A ma gauche, un acteur de 73 ans qui a tout joué, incarné ce que le cinéma français a de plus noble mais s’est aussi fourvoyé dans d’abominables navets, pour une carrière monstre récompensée par deux Césars du meilleur acteur. A ma droite, une actrice de 27 ans révélée en 2016 avec Divines, un film de banlieue généreux de Houda Benyamina qui lui a valu alors qu’elle était encore inconnue le César de la meilleure actrice dans un second rôle. Gérard Depardieu et Déborah Lukumuena ont en commun une présence physique imposante dont Constance Meyer fait le cœur de son premier long métrage, qu’elle a intitulé Robuste pour bien signifier qu’elle filme une rencontre poids lourds.

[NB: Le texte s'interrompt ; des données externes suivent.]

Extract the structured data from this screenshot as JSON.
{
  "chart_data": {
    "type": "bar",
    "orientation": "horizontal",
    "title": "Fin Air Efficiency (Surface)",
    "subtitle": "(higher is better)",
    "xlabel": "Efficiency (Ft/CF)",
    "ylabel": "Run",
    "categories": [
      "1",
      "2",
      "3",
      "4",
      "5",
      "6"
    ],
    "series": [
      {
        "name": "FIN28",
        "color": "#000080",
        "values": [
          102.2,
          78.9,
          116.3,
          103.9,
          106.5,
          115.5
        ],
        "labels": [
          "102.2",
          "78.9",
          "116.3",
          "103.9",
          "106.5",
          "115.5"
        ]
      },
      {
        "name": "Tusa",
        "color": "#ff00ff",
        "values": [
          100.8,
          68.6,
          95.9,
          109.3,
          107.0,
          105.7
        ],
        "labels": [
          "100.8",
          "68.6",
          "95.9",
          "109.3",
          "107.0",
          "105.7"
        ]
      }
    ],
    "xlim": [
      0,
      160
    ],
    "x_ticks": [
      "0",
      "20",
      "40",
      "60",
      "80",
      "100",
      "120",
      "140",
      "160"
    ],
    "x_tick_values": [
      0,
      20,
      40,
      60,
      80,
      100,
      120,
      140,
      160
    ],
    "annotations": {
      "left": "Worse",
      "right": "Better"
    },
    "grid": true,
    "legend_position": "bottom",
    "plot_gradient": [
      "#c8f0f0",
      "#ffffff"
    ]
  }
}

Gérard Depardieu incarne Georges, un acteur vieillissant qui n’a plus vraiment envie de travailler, entre un film historique qui ne le motive guère et une production américaine dont il veut se débarrasser. Déborah Lukumuena est Aïssa, une agente de sécurité et lutteuse remplaçant un ami comme assistante personnelle de Georges. Celui-ci est aussi usé qu’Aïssa est déterminée. La nuit, en proie à des tachycardies qui lui donnent l’impression de mourir, Georges aime observer les baudroies des abysses qu’il s’est offertes; ces poissons qui vivent dans le noir éternel des profondeurs semblent avoir pour lui une monstruosité rassurante. De son côté, après avoir mis au tapis ses adversaires, Aïssa s’abandonne aux bras d’un jeune homme dont elle sait très bien qu’il ne l’aime pas vraiment.

«Me voilà donc comme un enfant»

Robuste repose quasi uniquement sur cette confrontation entre deux corps qui ne rentrent pas dans les canons esthétiques du cinéma dominant. Deux corps, mais deux solitudes aussi, avec bien sûr le trouble provoqué par les évidentes ressemblances entre Georges et Depardieu. Lorsque le personnage lance un tonitruant «j’aime faire chier, moi», c’est aussi l’acteur qu’on entend. Et il y a ce plan final, superbe: alors qu’il est sur un plateau de tournage, Georges se murmure à lui-même: «Me voilà donc comme un enfant…» On sent alors poindre la mélancolie d’un comédien qui n’a dans le fond jamais rien voulu faire d’autre que s’amuser. Constance Meyer a déjà dirigé Depardieu dans deux courts métrages et a été assistante sur Bellamy et L’autre Dumas, d’où une évidente complicité qui lui permet de tirer le meilleur de cet «ogre» du cinéma français, jamais aussi bon que lorsqu’il est dans la retenue.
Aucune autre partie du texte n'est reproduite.